Some of my clients operate in a kind of chaos: constantly changing goalposts on a playing field whose shape and dimensions seem to be constantly changing too, alongside constantly shifting relationships – relationships that felt safe yesterday but feel precarious today.

My sense is that the drive for speed, for getting more out of less (including people) and for treating people as commodities rather than valuing them as humans have something to do with it.

However, the fact remains that leaders need not only to survive, but to thrive, and to enable their teams and their organisations to thrive in contexts where the basic human needs for certainty, autonomy and relationships are denied to them (for more on these needs or motivations, see the article on his SCARF model by neuroleadership specialist Dr David Rock).

What strikes me when I’m coaching clients in such situations is the tension between the organisational requirement (or more frequently pressure) to achieve high-impact, large-scale, significant results on the one hand and the individual leader’s fundamental need to get the basics in place before they can deliver any kind of result at all in the confusion and chaos: to find a calm place in themselves where they can think both objectively and creatively, to feel a degree of trust and consistency in their relationships, to know what matters to them and to feel able to hold on to those values.  To feel safe in their vulnerability.

I’m struck by the irony that while their organisations are demanding big results, what these leaders really need is the simplicity and peace to know who they are and that they have the resources to sustain and nourish themselves.

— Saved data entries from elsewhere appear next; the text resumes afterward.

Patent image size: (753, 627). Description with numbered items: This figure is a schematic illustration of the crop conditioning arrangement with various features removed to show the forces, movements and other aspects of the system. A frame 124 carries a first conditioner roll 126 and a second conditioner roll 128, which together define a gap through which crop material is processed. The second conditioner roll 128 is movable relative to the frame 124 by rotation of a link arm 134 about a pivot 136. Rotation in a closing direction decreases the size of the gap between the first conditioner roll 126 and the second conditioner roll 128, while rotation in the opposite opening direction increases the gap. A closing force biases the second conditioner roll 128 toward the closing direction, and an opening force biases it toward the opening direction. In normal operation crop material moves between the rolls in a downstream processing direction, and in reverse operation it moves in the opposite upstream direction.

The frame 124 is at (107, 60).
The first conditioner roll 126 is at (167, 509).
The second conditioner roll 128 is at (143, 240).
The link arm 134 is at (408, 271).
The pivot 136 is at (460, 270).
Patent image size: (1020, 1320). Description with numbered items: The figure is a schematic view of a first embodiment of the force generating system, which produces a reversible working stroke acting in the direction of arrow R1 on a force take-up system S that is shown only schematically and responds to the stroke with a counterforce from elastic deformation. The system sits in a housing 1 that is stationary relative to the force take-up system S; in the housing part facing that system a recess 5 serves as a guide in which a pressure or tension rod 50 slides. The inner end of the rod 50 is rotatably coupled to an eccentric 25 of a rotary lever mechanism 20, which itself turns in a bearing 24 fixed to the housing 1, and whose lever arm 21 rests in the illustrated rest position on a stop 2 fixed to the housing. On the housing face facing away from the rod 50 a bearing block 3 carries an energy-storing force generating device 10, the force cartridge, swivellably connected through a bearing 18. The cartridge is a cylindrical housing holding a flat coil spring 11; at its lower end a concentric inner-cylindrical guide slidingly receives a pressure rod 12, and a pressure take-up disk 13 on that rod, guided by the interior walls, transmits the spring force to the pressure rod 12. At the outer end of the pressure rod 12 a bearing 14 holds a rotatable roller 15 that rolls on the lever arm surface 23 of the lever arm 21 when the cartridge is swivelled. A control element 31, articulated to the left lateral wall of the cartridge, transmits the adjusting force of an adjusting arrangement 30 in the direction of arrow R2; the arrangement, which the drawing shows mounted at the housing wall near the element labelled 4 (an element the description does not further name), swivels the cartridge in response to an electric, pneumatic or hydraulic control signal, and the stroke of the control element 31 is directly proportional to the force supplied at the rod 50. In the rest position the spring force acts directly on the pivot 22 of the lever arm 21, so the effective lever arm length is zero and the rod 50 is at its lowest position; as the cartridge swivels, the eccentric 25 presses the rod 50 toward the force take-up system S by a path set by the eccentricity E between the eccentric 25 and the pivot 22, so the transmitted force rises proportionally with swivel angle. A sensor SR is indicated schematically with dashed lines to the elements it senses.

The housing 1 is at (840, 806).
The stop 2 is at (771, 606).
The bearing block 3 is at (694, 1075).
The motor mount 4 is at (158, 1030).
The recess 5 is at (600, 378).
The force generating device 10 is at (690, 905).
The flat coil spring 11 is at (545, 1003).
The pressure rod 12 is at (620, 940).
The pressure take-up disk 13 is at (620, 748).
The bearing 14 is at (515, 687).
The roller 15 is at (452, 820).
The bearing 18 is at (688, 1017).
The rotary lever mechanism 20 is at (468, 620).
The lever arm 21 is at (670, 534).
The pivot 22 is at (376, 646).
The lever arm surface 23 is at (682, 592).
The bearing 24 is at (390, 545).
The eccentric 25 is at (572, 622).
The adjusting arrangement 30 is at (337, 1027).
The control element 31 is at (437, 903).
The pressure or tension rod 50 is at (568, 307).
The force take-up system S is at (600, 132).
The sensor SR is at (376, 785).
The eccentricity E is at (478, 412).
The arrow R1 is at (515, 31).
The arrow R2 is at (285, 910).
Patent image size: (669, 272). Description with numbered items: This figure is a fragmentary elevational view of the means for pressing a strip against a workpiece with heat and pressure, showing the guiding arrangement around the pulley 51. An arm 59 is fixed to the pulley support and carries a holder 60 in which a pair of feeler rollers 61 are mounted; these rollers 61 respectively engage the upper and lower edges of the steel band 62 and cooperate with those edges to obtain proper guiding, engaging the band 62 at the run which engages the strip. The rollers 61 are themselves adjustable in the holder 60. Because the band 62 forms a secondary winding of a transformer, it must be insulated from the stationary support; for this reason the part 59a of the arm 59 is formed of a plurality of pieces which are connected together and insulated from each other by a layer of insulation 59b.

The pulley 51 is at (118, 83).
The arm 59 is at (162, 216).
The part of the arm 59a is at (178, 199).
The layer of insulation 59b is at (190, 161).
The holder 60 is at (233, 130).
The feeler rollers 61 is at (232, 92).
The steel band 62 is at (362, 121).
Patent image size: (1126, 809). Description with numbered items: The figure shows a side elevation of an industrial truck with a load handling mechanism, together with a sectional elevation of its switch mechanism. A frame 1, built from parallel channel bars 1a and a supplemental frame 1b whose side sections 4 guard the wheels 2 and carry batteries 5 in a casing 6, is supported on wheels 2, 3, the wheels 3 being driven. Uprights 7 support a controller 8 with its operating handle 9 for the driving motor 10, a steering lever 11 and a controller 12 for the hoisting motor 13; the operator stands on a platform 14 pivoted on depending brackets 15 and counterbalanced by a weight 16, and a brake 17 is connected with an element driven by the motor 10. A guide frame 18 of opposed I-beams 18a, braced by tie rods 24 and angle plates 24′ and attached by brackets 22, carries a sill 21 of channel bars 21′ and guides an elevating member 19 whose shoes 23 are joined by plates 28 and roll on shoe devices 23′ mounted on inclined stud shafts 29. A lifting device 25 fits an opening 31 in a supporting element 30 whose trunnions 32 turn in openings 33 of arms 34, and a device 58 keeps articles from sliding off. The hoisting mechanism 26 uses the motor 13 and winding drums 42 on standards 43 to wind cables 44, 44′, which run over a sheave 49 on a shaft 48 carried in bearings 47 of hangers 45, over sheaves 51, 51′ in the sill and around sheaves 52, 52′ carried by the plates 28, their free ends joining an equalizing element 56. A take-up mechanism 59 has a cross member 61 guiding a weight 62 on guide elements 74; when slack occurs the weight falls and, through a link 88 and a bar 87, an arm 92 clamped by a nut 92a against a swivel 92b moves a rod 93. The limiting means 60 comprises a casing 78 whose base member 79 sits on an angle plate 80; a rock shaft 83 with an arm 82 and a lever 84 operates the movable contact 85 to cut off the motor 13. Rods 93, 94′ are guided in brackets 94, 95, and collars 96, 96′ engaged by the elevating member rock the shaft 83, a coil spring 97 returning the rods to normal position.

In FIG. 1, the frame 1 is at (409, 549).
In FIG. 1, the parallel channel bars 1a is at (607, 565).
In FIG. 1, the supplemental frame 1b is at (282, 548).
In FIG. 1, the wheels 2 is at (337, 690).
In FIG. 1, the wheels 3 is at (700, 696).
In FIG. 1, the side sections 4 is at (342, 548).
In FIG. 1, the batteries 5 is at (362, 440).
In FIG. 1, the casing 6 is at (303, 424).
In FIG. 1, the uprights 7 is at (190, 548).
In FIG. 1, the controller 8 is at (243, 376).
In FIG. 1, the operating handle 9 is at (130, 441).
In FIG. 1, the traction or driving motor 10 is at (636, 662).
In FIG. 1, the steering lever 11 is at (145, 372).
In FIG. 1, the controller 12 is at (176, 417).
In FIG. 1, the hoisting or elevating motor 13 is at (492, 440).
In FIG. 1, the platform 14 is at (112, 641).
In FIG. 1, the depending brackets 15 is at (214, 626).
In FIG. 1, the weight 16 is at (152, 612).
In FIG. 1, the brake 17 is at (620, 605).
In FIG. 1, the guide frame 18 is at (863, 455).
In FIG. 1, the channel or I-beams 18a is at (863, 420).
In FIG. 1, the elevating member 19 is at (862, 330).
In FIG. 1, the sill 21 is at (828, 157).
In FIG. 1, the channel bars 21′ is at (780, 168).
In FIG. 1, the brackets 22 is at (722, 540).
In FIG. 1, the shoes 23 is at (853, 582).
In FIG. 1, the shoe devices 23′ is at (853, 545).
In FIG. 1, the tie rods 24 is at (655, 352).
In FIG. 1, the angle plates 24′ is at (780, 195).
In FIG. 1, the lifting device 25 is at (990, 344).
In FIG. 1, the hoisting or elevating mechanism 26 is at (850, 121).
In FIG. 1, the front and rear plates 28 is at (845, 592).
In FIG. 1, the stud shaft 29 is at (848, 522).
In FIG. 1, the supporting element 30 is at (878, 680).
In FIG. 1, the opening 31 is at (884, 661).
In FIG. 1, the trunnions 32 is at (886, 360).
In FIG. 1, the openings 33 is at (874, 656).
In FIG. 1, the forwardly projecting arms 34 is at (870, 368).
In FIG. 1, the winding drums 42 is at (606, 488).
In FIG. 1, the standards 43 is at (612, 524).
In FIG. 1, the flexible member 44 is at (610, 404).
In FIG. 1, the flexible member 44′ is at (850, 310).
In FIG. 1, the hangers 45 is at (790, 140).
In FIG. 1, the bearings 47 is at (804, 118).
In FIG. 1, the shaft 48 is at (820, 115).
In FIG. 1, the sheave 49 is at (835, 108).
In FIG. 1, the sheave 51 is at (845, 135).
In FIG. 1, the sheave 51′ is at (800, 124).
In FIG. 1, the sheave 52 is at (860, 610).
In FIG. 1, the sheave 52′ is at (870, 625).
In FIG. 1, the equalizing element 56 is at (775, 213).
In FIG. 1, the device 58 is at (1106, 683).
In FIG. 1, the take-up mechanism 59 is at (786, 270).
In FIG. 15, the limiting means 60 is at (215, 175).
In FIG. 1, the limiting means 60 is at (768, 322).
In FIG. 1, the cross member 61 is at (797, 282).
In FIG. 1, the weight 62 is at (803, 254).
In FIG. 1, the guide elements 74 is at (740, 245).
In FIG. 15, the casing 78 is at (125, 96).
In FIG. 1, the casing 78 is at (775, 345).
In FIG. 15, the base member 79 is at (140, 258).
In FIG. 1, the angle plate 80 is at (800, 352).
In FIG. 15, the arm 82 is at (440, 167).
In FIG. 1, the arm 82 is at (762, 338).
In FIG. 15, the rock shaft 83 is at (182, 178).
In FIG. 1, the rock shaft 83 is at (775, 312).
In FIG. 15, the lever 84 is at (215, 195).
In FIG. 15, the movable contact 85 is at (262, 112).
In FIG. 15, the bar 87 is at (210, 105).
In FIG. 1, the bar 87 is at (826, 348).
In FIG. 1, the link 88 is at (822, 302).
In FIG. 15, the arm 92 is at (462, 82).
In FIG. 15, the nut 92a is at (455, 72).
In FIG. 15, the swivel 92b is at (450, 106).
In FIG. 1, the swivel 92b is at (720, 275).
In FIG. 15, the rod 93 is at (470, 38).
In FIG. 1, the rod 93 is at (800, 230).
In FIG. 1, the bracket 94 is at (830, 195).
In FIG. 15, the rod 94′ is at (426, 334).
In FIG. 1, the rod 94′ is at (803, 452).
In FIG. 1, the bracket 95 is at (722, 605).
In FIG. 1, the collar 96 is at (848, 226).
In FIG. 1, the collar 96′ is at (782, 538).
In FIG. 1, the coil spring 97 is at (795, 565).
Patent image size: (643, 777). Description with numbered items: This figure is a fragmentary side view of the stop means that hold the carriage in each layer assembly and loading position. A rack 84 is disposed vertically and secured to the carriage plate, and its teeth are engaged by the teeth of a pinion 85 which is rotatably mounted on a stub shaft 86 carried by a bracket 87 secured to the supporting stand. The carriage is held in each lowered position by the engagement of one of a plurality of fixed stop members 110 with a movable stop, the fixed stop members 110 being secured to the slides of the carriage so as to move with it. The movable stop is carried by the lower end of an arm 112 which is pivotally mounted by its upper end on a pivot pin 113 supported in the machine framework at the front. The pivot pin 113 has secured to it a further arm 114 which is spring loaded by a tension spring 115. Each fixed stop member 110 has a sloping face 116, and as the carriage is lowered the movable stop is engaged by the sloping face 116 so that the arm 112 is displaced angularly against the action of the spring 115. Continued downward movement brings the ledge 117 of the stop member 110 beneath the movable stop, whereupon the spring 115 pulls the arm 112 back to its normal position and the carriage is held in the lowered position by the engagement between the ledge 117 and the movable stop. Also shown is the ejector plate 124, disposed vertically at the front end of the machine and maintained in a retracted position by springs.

Often an exercise in mindful breathing – time out from the maelstrom – is enough to begin to restore the balance through the most fundamental and life-sustaining activity that a human being can engage in.  Then the priority is self-care (which often seems counter-intuitive to a leader racing to survive). And then what helps is to begin to rebuild structures that can contain and order the chaos: identify and build a small number of key relationships, define organisational and personal purpose, regain a sense of identity – where the individual’s place is within the purpose, set success measures (how ever modest or short term), and know what it is that really matters.

Basic, fundamental, modest stuff.  But without it no real results are possible, let alone ambitious ones.